From Stirling Castle, we drove to Gleneagles Hotel in Auchterarder and checked in. We had predinner drinks in the wine cellar. It was very well-stocked, and my only disappointment was that I did not have a corkscrew with me. We had dinner at Deseo, a casual restaurant, where we watched a cooking demonstration for rack of lamb (in Scotland, it’s called spring lamb). Exquisite whiskey was served at The Century Bar (pictured), the property’s signature bar.
A European custom breakfast—featuring a well-stocked buffet and current popular items—was included with the room. Our first activity on Monday was with Duke, an 18-month-old yellow Labrador. Scotland is known for its outdoor activities, including hunting, and Duke is a professionally trained hunting dog.
Six staff members work at Gleneagles full-time, training dogs and falcons. For groups, the staff demonstrates how a well-trained dog can help the rest of us control our pets and have them obey. We each got a turn at getting Duke to fetch toys on command—and more impressively, to wait for commands before he ran off to get things.
From there we went to the falconry, where an assortment of eagles and hawks live, as well as peregrine falcons, which can dive up to 240 mph. The birds are available for both indoor and outdoor exhibitions, and are even available to go on a guided hunt.
We took turns holding the Harris’ hawks (pictured), native to North America. They flew to our hands and grabbed food, which was their reward. They are available for use by groups. They can fly in the indoor space, and the property has a falconry building with outdoor flying areas.
Gleneagles also has full equestrian facilities, including outdoor trails, courses for jumpers and hunters, and a full indoor equestrian arena. We got lessons in how to ride, and most of us could have become decent riders if we had been able to stay there another two or three years. The indoor riding lesson is perfect for groups, as it is in a controlled environment run by passionate professionals.
We also saw quite a few people fly-fishing, including someone getting lessons. There are many streams and rivers, as well as lakes, which offer everything from trout to salmon. Wildlife photography is a huge pastime, as well.
Gleneagles, of course, hosted the Ryder Cup in 2014. The property has multiple courses and is a huge golfing destination. A nice change from the United States is that people are encouraged to walk the course instead of using a golf cart.
The next stop on our activity tour was the skeet-shooting range. It was run by passionate professionals who offer lessons, including outings in the countryside. Skeet shooting is truly a video game come to life and much harder than it looks. I did manage to hit a few clay pigeons.
That evening, before dinner, we went on a tour of the property. The sweet spot for Gleneagles resort is the 232 guest rooms and the 41,000 sq. ft. of meeting space. We also saw the family pool and next to it, an adult pool that was separated by a glass wall, which kept the area very quiet. It was also very dark, which made it very relaxing. It contained the requisite hot tub, sauna and steam room.
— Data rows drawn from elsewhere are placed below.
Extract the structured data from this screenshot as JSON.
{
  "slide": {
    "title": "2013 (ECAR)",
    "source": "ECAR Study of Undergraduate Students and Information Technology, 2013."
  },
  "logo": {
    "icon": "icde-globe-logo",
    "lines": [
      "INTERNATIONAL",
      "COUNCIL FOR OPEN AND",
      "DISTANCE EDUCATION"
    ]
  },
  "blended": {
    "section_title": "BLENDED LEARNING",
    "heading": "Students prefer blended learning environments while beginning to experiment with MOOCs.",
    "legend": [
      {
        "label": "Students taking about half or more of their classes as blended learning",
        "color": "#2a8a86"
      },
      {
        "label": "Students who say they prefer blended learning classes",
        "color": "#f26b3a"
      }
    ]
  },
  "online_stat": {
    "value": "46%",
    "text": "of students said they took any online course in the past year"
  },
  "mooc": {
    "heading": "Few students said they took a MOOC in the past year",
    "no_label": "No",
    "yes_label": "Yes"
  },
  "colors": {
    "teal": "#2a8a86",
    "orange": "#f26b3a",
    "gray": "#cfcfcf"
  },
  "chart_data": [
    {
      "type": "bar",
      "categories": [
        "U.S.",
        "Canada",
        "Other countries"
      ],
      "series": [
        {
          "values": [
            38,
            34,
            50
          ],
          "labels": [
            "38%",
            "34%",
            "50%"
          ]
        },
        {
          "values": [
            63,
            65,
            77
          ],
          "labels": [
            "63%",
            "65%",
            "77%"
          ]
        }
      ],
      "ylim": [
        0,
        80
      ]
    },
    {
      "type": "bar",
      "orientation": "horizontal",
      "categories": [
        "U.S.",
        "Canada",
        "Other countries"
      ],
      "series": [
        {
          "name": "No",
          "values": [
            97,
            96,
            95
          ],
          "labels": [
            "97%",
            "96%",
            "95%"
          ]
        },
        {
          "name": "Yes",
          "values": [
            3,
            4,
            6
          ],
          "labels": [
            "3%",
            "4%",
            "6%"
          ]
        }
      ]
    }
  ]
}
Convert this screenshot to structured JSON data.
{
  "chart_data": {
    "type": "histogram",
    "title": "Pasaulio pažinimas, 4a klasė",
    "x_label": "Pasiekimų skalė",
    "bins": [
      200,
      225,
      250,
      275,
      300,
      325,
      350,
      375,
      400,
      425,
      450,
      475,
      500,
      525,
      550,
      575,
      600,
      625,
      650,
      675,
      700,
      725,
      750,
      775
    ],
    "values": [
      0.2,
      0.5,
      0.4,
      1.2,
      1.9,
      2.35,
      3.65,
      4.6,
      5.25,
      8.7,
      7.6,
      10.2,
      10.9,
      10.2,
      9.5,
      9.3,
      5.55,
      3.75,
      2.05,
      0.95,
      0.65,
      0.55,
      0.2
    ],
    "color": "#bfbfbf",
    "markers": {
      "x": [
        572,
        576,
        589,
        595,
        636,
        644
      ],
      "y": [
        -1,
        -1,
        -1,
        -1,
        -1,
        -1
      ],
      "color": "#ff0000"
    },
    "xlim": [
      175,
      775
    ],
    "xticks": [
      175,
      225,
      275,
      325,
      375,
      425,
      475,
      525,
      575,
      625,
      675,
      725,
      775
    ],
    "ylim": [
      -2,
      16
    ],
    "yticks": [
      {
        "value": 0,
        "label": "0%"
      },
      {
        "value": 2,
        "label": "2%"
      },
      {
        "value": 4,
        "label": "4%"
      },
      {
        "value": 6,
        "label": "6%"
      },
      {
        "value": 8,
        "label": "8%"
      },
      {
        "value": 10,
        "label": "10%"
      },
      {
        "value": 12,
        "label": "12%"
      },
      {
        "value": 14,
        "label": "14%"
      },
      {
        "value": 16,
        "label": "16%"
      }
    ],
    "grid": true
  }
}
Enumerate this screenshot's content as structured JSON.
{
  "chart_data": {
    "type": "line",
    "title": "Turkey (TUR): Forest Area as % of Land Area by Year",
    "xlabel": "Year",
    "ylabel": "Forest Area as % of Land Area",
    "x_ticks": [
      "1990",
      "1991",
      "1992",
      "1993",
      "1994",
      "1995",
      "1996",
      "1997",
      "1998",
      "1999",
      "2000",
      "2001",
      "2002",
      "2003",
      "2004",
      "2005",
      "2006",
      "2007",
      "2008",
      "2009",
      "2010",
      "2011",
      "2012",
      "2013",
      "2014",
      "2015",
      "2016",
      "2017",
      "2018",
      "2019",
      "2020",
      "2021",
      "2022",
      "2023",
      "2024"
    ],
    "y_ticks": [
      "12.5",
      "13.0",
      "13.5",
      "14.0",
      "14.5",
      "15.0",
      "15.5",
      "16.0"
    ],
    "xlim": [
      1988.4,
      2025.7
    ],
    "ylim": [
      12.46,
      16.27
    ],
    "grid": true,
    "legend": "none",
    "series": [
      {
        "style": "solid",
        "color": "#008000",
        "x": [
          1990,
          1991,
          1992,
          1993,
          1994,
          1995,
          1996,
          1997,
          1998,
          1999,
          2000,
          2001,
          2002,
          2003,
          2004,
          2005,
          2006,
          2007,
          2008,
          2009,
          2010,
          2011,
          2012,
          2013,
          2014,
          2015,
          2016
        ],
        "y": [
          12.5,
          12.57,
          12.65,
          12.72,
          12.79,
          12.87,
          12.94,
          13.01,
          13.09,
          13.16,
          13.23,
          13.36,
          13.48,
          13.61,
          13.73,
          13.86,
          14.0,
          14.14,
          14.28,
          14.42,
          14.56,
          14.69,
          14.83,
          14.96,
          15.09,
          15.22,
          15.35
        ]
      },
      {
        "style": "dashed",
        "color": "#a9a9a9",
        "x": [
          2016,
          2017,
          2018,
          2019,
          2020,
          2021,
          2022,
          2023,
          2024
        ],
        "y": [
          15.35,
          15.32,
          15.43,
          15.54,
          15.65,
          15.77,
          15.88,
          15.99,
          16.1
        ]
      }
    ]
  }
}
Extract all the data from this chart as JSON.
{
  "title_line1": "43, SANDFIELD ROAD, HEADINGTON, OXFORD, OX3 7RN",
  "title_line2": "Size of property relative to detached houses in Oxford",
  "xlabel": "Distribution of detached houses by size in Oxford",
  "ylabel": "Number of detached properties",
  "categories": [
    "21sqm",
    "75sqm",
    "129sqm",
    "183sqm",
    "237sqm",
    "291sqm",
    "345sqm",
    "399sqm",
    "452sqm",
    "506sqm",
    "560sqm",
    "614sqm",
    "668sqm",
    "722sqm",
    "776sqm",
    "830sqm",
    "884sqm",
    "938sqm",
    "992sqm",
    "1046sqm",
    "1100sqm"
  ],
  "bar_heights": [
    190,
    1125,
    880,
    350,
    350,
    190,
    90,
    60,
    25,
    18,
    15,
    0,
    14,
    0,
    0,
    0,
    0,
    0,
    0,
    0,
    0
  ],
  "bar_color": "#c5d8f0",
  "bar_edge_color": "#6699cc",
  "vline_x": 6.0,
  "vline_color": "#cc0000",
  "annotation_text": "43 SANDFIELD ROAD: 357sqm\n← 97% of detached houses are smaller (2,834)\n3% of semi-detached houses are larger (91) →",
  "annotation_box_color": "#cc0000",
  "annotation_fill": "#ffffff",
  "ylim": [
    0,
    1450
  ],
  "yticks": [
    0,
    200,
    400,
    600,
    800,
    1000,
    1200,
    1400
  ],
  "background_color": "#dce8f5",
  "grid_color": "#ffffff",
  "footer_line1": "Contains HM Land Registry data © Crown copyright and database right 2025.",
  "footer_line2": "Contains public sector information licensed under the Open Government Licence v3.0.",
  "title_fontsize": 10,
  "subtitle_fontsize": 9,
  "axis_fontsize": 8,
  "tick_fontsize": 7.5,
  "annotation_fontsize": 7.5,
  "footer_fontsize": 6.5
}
At the Gleneagles golf facility clubhouse, there is a bar within the bar. It is called The Blue Bar, and it’s perfect for groups. It is intimate: The fire pit comes with a whiskey sommelier, who really explains the differences between the whiskeys.
My overall impression of Scotland is that it provides a great, quick overview of the European experience. There is plenty of history, there is great food and there are interesting people.
We also spent one night at the amazing Balmoral Hotel in Edinburgh and did a dine-around that included the Charles Hotel, a recently refurbished property where history meets the modern world. It has a hip new bar and fantastic food.